Napoli, Giammarioli su McTominay: “Difficile trattenerlo, ma qui possono crescere”

Il Chief Global Business Development Officer azzurro parla della strategia del club, mercato, difficoltà della Serie A e il modello Napoli per far maturare i talenti internazionali.

 Il futuro di Scott McTominay e, più in generale, la strategia del Napoli sul mercato internazionale sono stati al centro dell’intervento di Leonardo Giammarioli, Chief Global Business Development Officer della SSC Napoli, ospite del programma White and Jordan su TalkSport. Parole lucide, dirette, che raccontano le ambizioni del club ma anche le difficoltà strutturali del calcio italiano. Alla domanda sul futuro del centrocampista scozzese, Giammarioli non si è nascosto. «Certo che siamo preoccupati», ha ammesso, chiarendo però la filosofia del Napoli: accompagnare i giocatori nella crescita, anche sapendo che, prima o poi, potrebbe arrivare il momento di lasciarli andare.

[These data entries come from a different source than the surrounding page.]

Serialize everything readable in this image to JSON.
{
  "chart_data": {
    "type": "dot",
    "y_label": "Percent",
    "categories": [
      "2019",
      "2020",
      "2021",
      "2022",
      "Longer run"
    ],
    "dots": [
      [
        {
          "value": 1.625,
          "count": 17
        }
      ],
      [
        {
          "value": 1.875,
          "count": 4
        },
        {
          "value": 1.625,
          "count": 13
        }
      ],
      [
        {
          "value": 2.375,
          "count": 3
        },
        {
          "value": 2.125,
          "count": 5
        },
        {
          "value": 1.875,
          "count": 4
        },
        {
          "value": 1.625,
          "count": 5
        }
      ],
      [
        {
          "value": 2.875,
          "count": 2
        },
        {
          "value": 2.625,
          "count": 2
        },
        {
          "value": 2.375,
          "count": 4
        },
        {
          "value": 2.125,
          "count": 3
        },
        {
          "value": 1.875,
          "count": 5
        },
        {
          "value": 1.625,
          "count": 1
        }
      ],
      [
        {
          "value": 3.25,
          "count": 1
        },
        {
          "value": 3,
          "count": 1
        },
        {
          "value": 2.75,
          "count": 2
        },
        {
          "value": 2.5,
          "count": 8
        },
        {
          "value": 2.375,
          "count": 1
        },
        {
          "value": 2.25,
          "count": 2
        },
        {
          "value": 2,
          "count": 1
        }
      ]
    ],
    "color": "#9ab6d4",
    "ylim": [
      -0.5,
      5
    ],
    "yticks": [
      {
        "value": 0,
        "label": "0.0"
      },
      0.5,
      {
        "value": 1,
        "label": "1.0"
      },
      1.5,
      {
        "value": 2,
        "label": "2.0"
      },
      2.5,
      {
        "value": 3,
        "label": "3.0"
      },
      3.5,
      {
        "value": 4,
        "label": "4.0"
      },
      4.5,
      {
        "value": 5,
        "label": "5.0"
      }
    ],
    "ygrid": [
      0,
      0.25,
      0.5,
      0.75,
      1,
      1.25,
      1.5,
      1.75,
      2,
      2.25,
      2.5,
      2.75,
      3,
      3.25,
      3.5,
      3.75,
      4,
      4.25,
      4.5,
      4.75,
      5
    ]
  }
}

McTominay e la crescita personale

Giammarioli ha parlato di McTominay come di un profilo umano e professionale di alto livello. «Scott è un ragazzo molto simpatico e merita di continuare a progredire», ha spiegato, sottolineando che l’eventuale addio non è un tema immediato. «Forse non ora, forse non la prossima stagione», ma se in futuro dovesse presentarsi l’occasione giusta, significherebbe che il giocatore se la sarà meritata sul campo.

Un concetto chiave emerge chiaramente: il Napoli non blocca la crescita dei propri calciatori, ma cerca di valorizzarla all’interno di un progetto competitivo.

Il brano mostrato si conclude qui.